Chronic dopamine replacement therapy in Parkinson's disease (PD) leads to deleterious motor sequelae known as L-DOPA-induced dyskinesia (LID). No known therapeutic can eliminate LID, but preliminary evidence suggests that dl-1-isopropylamino-3-(1-naphthyloxy)-2-propanol [(+/-)propranolol], a nonselective beta-adrenergic receptor (beta AR) antagonist, may reduce LID. The present study used the rat unilateral 6-hydroxydopamine model of PD to characterize and localize the efficacy of (+/-)propranolol as an adjunct to therapy with L-DOPA. We first determined whether (+/-)propranolol was capable of reducing the development and expression of LID without impairing motor performance ON and OFF L-DOPA. Coincident to this investigation, we used reverse-transcription polymerase chain reaction techniques to analyze the effects of chronic (+/-)propranolol on markers of striatal activity known to be involved in LID. To determine whether (+/-)propranolol reduces LID through beta AR blockade, we subsequently examined each enantiomer separately because only the (-)enantiomer has significant beta AR affinity.
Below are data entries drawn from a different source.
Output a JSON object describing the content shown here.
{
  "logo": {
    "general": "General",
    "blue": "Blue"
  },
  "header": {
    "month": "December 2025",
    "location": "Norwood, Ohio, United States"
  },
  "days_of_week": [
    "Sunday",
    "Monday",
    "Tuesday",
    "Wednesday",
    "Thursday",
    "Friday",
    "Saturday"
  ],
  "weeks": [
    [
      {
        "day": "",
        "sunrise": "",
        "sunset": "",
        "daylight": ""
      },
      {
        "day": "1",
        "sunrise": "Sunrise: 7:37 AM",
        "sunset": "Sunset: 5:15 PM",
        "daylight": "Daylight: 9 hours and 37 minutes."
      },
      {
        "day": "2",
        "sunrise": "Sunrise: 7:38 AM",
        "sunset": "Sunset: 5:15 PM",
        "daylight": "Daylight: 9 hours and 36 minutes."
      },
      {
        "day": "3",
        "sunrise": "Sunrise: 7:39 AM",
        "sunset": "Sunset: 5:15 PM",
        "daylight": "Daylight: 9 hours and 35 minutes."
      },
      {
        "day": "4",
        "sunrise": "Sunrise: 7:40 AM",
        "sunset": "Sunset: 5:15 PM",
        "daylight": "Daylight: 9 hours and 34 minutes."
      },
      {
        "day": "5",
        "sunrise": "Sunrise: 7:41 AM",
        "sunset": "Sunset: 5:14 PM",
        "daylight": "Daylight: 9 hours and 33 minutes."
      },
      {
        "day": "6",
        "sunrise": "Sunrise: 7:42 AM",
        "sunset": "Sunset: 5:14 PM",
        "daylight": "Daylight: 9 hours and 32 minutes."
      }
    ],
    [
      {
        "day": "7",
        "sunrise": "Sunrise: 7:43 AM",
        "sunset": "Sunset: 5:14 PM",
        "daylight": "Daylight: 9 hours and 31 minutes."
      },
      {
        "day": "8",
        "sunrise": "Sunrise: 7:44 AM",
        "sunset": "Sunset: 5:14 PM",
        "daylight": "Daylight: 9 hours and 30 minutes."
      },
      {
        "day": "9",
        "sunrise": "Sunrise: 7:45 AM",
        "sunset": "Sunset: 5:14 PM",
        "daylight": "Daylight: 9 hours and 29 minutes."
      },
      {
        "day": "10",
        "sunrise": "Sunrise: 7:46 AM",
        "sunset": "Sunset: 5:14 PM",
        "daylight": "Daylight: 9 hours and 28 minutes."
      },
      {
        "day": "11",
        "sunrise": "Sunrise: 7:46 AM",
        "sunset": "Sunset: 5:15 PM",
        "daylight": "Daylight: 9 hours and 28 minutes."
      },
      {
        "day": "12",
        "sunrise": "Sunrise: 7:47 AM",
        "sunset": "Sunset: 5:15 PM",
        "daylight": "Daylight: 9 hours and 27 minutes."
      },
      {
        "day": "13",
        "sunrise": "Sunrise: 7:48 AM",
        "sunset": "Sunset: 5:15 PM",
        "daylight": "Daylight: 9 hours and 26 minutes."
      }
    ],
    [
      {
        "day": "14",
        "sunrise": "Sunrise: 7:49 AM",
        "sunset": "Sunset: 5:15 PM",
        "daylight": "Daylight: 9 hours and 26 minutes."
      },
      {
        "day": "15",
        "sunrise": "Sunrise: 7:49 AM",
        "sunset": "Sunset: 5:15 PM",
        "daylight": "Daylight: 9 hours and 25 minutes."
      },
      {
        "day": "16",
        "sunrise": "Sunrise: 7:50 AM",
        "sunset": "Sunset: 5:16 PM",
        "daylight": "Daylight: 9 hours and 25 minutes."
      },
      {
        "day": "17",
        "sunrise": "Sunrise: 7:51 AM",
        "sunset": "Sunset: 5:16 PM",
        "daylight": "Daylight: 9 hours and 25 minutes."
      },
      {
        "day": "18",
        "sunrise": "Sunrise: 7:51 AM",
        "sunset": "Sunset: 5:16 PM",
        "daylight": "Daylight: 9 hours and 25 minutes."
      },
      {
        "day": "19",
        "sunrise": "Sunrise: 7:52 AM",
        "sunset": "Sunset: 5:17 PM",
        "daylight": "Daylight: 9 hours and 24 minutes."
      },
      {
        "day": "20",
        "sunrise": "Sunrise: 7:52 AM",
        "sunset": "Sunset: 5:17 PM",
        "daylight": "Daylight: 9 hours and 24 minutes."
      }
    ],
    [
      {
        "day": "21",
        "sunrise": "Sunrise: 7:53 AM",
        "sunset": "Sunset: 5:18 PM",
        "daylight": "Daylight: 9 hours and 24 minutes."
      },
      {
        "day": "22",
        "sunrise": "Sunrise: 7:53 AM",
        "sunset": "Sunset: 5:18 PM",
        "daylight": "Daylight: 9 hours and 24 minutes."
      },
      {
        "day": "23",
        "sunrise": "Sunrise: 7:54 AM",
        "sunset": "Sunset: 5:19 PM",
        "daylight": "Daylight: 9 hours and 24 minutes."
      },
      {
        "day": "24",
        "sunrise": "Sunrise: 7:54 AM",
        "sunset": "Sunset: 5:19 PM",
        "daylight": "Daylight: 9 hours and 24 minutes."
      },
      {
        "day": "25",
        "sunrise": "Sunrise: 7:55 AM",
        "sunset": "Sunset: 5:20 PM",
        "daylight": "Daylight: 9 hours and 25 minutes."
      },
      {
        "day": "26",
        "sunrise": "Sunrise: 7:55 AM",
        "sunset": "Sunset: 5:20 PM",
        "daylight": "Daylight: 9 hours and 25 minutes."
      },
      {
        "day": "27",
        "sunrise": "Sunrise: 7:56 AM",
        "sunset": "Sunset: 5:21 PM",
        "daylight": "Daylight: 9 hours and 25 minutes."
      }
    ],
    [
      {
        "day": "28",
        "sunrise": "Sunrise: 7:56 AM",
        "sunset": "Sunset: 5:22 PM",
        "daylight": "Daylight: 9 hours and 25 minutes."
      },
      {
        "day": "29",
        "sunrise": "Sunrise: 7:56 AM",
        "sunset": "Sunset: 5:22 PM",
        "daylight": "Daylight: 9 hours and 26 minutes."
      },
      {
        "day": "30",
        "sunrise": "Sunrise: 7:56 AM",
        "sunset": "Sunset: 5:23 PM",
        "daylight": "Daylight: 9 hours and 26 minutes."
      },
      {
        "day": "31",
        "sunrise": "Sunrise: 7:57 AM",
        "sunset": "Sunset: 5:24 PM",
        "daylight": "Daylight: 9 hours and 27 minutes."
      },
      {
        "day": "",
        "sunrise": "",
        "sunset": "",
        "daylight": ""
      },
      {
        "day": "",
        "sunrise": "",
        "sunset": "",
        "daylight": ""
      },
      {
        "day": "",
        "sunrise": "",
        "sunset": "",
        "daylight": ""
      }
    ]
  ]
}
We next investigated the effects of a localized striatal beta AR blockade on LID by cannulating the region and microinfusing (+/-)propranolol before systemic L-DOPA injections. Results showed that a dose range of (+/-)propranolol reduced LID without deleteriously affecting motor activity. Pharmacologically, only (+/-)propranolol had anti-LID properties indicating beta AR-specific effects. Aberrant striatal signaling associated with LID was normalized with (+/-)propranolol cotreatment, and intrastriatal (+/-)propranolol was acutely able to reduce LID. This research confirms previous work suggesting that (+/-)propranolol reduces LID through beta AR antagonism and presents novel evidence indicating a potential striatal locus of pharmacological action.